The effect of pressure on the hydrodynamic stability limit of premixed flames

Abstract

The effect of pressure on the hydrodynamic stability limits of lean methane–air premixed flames is investigated with Direct Numerical Simulation based on multi-step chemistry and using a simplified one-step chemistry formulation. The dependency on pressure p of the cut-off length scale λc, that separates stable from unstable wavelengths of the initial perturbation, is computed for a number of different conditions. An increase of pressure causes a significant decrease of the cut-off length, as observed already in previous simulations and experiments. However, this decrease cannot be ascribed only to the decreased flame thickness due to elevated pressures, but the cut-off is reduced significantly even if normalized by either the thermal flame thickness ℓT or the diffusive flame thickness ℓD. For the conditions analyzed, the cut-off can be well approximated by the power-law λc∝p−0.8, while the thermal and diffusive flame thicknesses, in accordance with previous experiments, are proportional and scale as ℓT∝ℓD∝p−0.3. Therefore, the non-dimensional cut-off scales as λc/ℓT∝λc/ℓD∝p−0.5. This behavior is linked to the increase of the Zeldovich number with pressure, caused by higher inner layer temperatures at higher pressures, which is a result of increased importance of chain termination reactions.
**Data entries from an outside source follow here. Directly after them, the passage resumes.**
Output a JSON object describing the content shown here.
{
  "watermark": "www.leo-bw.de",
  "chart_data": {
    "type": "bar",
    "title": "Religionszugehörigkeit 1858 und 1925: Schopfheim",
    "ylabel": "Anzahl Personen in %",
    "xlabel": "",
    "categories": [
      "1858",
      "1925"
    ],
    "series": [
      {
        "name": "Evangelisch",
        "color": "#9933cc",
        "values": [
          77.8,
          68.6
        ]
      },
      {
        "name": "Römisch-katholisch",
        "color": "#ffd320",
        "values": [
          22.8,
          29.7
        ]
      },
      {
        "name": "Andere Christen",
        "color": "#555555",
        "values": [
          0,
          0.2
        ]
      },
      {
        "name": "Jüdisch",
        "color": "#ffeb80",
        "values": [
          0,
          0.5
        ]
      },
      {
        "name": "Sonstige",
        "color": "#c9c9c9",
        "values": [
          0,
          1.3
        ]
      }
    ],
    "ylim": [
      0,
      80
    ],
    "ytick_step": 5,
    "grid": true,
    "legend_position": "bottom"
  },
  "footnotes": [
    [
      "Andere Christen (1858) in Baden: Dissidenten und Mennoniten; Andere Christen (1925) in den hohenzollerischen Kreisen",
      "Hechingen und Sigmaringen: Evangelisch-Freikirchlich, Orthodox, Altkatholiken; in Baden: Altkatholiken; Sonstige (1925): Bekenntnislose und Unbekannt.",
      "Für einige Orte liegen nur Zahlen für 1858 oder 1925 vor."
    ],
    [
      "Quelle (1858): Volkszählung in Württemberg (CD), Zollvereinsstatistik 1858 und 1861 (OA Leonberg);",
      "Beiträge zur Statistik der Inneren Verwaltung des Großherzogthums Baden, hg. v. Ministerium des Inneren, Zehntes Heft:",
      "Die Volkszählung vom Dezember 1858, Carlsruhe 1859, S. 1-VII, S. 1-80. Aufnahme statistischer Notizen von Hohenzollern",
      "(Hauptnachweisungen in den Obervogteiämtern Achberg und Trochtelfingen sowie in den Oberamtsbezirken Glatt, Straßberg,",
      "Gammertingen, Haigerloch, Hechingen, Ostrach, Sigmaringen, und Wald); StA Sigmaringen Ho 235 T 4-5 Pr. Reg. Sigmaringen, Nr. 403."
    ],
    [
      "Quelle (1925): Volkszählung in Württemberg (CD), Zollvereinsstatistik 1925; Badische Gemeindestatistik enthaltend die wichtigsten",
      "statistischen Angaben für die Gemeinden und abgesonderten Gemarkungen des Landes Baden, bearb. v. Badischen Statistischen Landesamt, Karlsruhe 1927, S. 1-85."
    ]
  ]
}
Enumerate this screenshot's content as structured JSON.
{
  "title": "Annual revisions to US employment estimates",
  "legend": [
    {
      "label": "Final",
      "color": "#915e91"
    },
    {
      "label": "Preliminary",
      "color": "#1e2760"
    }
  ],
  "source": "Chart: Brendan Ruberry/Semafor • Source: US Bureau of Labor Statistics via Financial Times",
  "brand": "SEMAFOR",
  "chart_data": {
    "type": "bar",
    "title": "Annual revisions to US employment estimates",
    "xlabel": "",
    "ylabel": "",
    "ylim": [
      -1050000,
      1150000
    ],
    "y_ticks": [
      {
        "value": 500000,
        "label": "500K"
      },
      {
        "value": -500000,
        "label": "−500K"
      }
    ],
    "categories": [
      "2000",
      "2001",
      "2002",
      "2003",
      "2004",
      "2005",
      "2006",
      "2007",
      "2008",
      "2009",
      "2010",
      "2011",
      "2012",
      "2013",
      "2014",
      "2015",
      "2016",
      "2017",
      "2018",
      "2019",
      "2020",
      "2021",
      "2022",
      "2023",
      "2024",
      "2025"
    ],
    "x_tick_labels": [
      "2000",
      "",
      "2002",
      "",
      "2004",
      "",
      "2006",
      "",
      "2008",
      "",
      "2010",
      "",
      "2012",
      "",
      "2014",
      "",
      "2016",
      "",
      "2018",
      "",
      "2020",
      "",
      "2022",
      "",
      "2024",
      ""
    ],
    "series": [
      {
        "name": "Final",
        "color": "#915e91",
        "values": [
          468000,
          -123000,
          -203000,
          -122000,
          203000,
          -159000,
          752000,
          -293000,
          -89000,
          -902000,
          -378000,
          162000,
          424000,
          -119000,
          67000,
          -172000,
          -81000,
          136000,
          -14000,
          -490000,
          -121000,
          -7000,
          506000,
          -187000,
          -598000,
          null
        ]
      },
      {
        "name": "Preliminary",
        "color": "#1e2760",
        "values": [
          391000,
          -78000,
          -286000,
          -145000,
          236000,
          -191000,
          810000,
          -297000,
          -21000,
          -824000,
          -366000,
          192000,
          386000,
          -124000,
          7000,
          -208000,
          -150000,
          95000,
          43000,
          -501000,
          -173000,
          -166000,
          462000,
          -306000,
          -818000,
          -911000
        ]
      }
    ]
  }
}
The same behavior is observed also in a one-step chemistry approach if the Zeldovich number, appearing explicitly in the one-step model equations, is varied with pressure according to the results from multi-step chemistry. The analysis is extended to the non-linear phase of the instability, when typical strong cusps are observed on the flame surface, simulating a two-dimensional slot burner for different pressures; it is confirmed that the same pressure effects are observed also in more complex settings and in the non-linear regime.